Linguistics was the only area of Soviet academic thought to which Stalin personally and directly contributed. At the beginning of Stalin's rule, the dominant figure in Soviet linguistics was Nikolai Yakovievich Marr , who argued that language is a class construction and that language structure is determined by the economic structure of society. Stalin, who had previously written about language policy as People's Commissar for Nationalities, felt he grasped enough of the underlying issues to coherently oppose this simplistic Marxist formalism, ending Marr's ideological dominance over Soviet linguistics. Stalin's principal work discussing linguistics is a small essay called Marxism and the Problems of Linguistics [1]. Although there are no great theoretical contributions or insights that have come from it, neither are there any apparent errors in Stalin's understanding of linguistics, and his influence arguably relieved Soviet linguistics from the sort of ideologically driven theory that dominated genetics.
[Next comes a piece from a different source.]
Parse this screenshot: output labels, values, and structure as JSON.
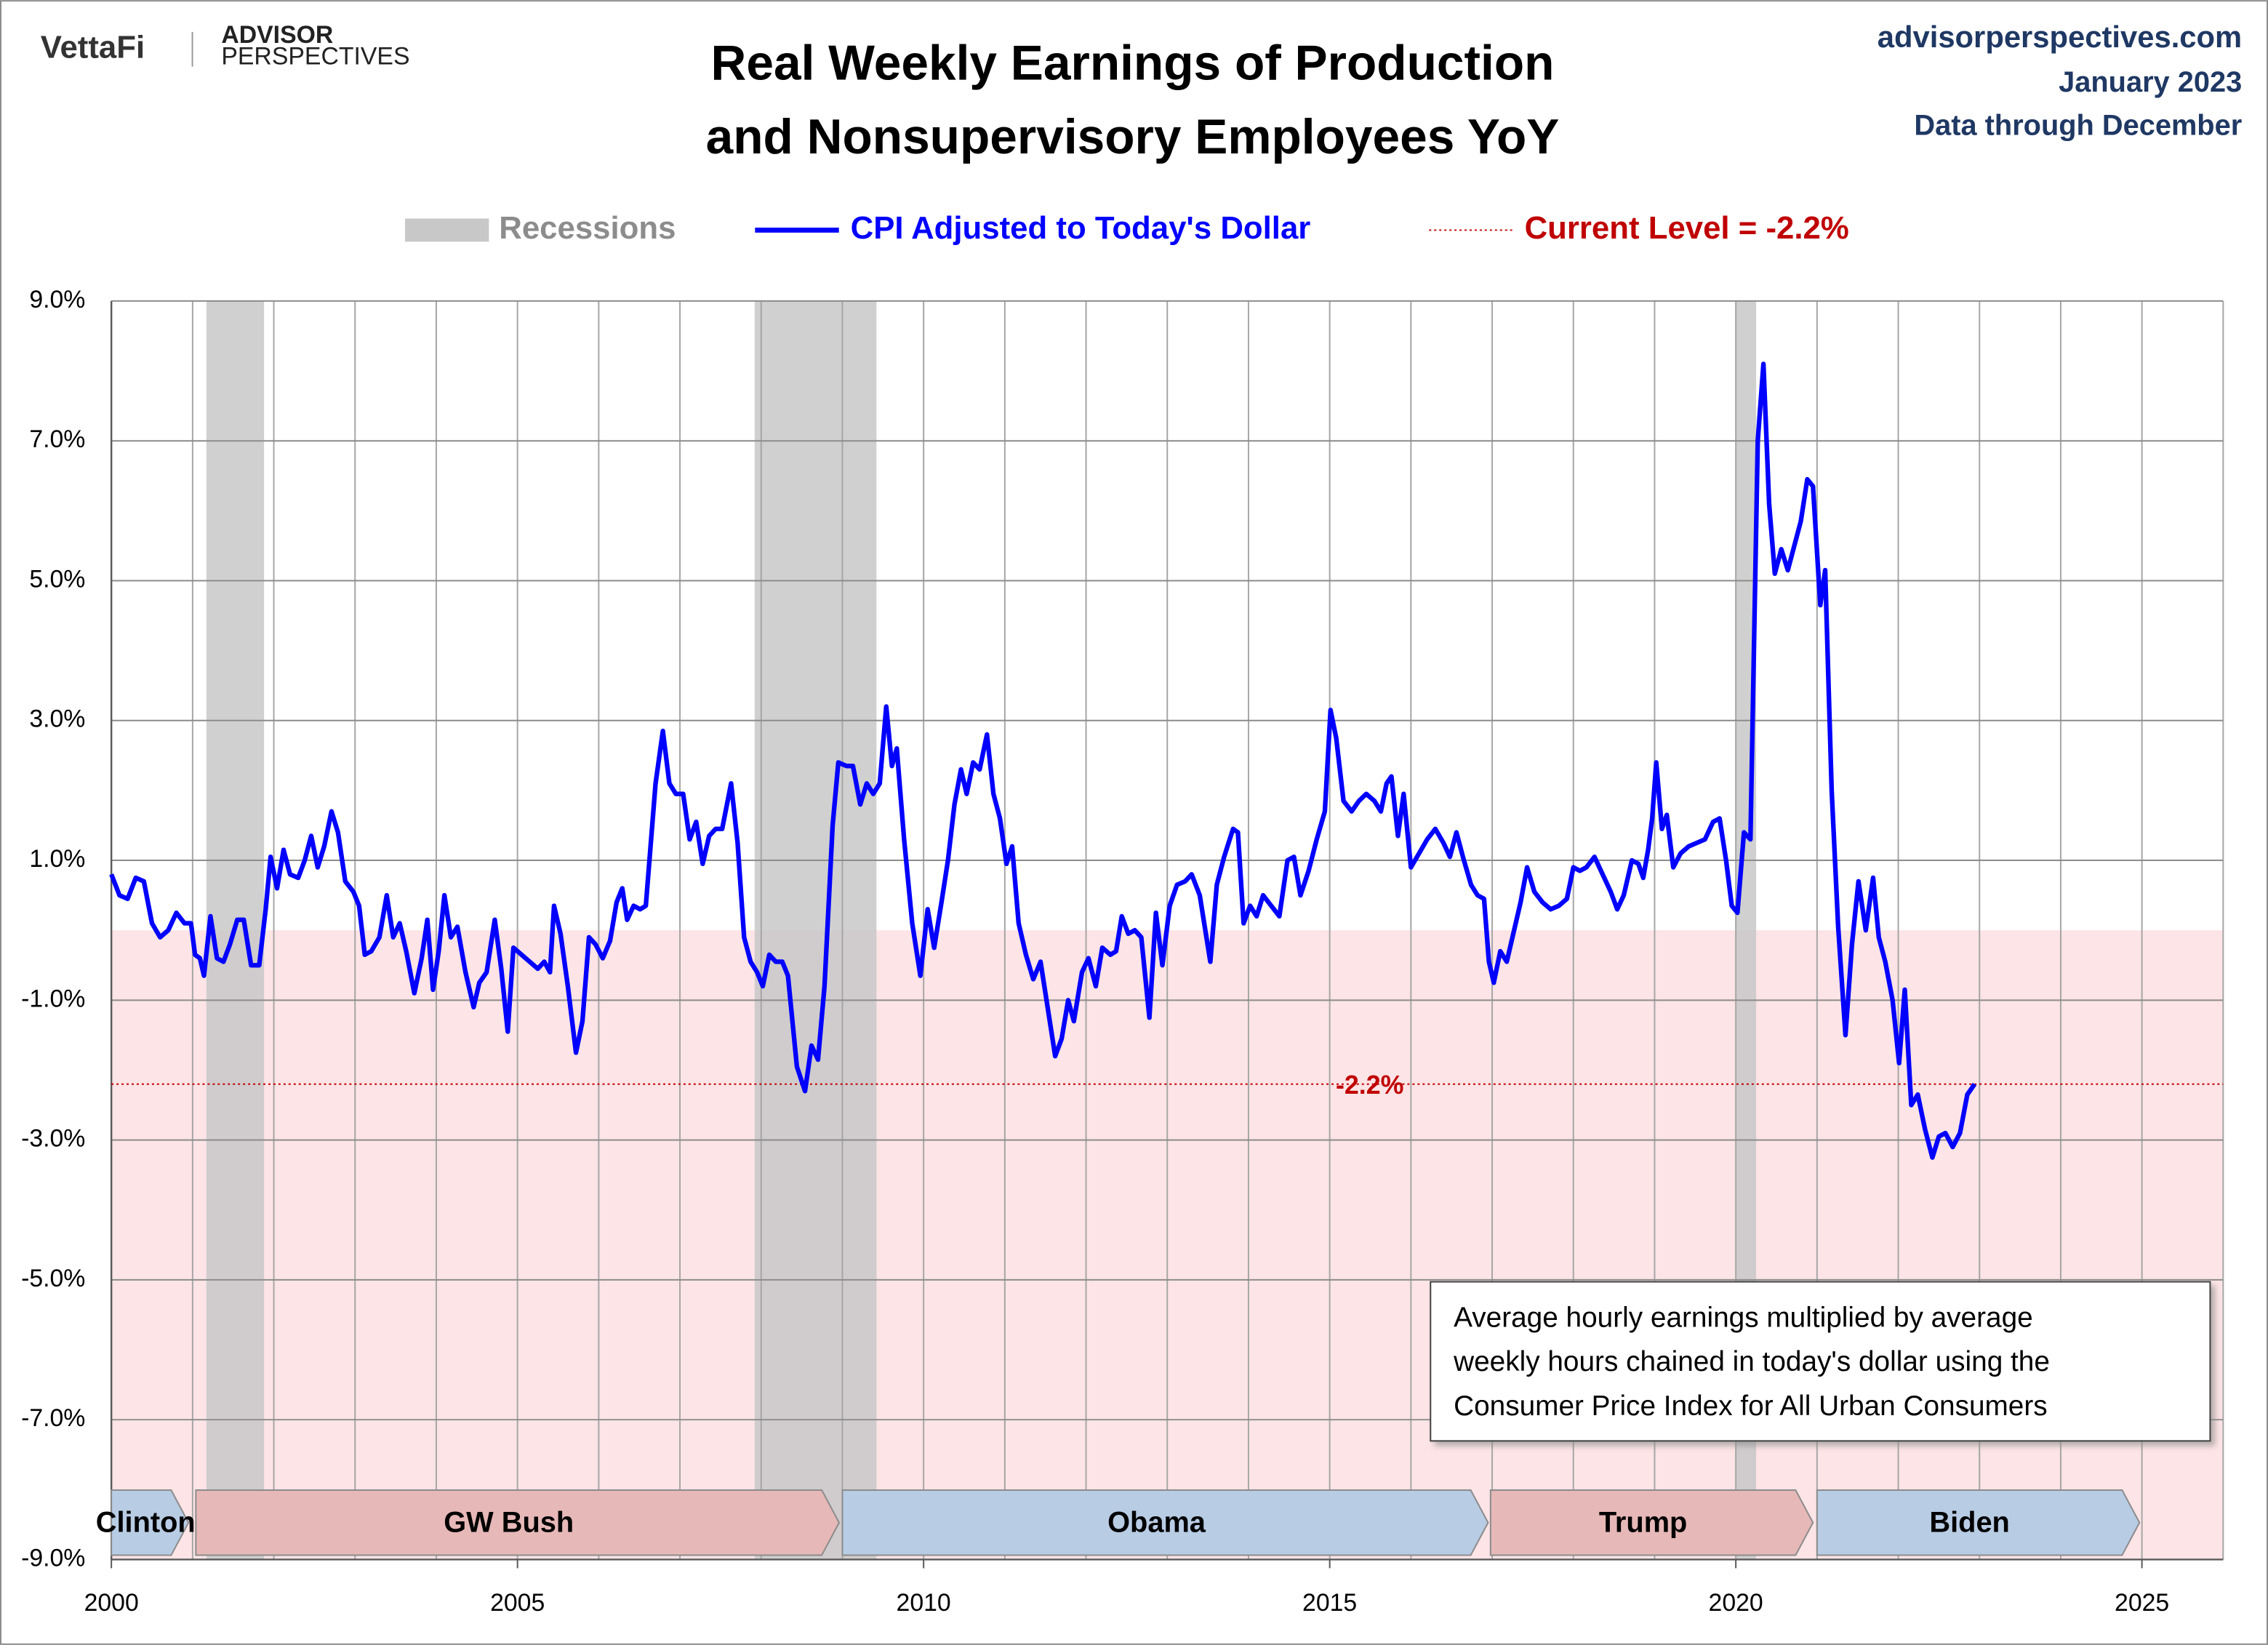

Scientific research in nearly all areas was hindered by the fact that many scientists were sent to labor camps (including Lev Landau, later a Nobel Prize winner, who spent a year in prison in 1938-1939), or executed (like Lev Shubnikov , who was shot in 1937). They were persecuted for their (real or imaginary) dissident views, and seldom for "politically incorrect" research.

Nevertheless, great progress was made in some areas of science and technology under Stalin. It gave ground for famous achievements of the Soviet science in the fifties, such as developing the BESM-1 computer in 1953 and launching Sputnik in 1957. Indeed, many politicians in the United States began to fear after the " Sputnik crisis" that their country had been eclipsed by the Soviet Union in science and in public education.